İkinci sınıf insan yerine koyuyor.
Onun görüntüsü, tavırları ve nasıl davranması gerektiği konusunda kendini bilirkişi ilan ediyor.
Kendini onun velisi gibi görüyor!
18 yaşını aşan kadınların, hiçbir baskı olmadan kendi isteği ile örtünmesine bir diyeceğim yok. Ancak biliyoruz ki, günümüzde birçok kadın, ailesindeki erkeklerin baskısı ile türban takıyor, tesettüre giriyor.
Üstelik bugün Türkiye’de türban ilkokula kadar indirilmiş durumda! Bu artık ufacık kız çocuklarına dayatılan siyasi bir simgedir.

Laikliğin vazgeçilmezliği
Hep vurgulamaya çalıştığım gibi, beyazlar siyahların, erkekler kadınların, insan olan hayvanlar insan olmayan hayvanların bedeni üzerinde hak ya da sahiplik iddiasında bulunmaktan vazgeçmediği sürece kimse özgür olamayacak.

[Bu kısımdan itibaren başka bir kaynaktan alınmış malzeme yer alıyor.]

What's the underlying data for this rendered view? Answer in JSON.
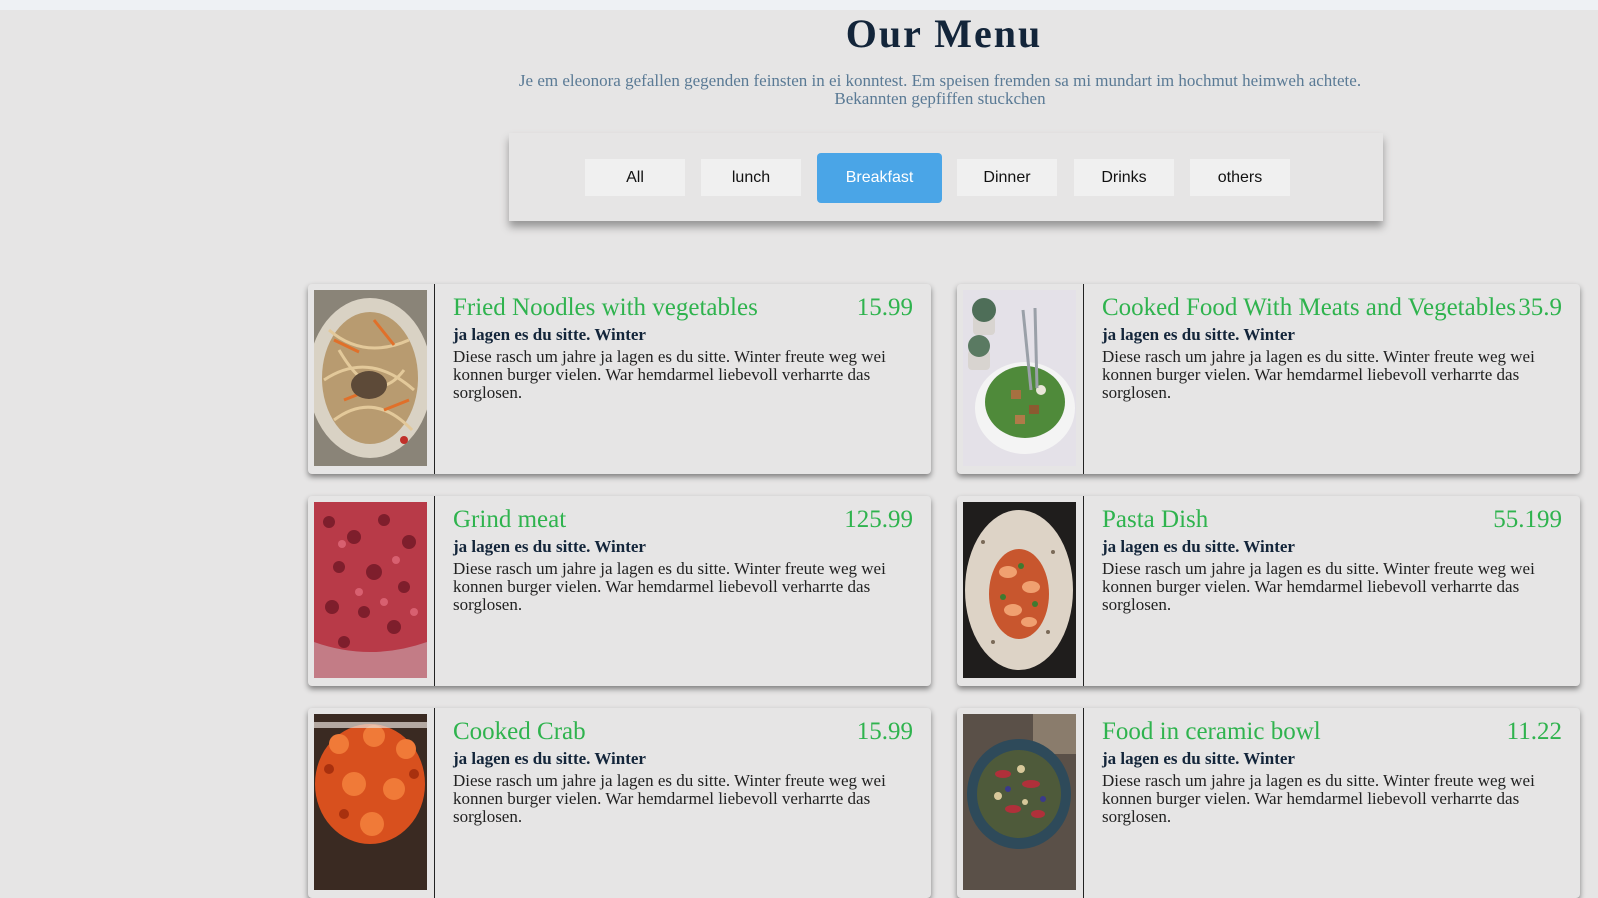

Kimse istediği yere engelsiz uçabilen bir kuş olamayacak...
Bir bedenin tek sahibi vardır; o da ona hayat veren içindeki ruhtur. Nasıl davranacağına, ne yapacağına kendisi karar verir.
Bir insanın varabileceği en üst etik seviyesi, özgürlüğünü kendi bedeni ile sınırlı tutmayı öğrenmektir.
Dini bir siyasi ideoloji haline getirip baskı aracına dönüştürenlerin kat edecek çok yolu var.
İşte laikliğin neden vazgeçilmez olduğu bu noktada bir kez daha ortaya çıkıyor.
Özgürlüğünü kendi bedeni ile sınırlı tutmayı öğrenmeyi reddeden ve din üzerinden toplumsal baskı kurmaya kalkan yobazlara kamusal alanda “DUR!” deme yoludur laiklik.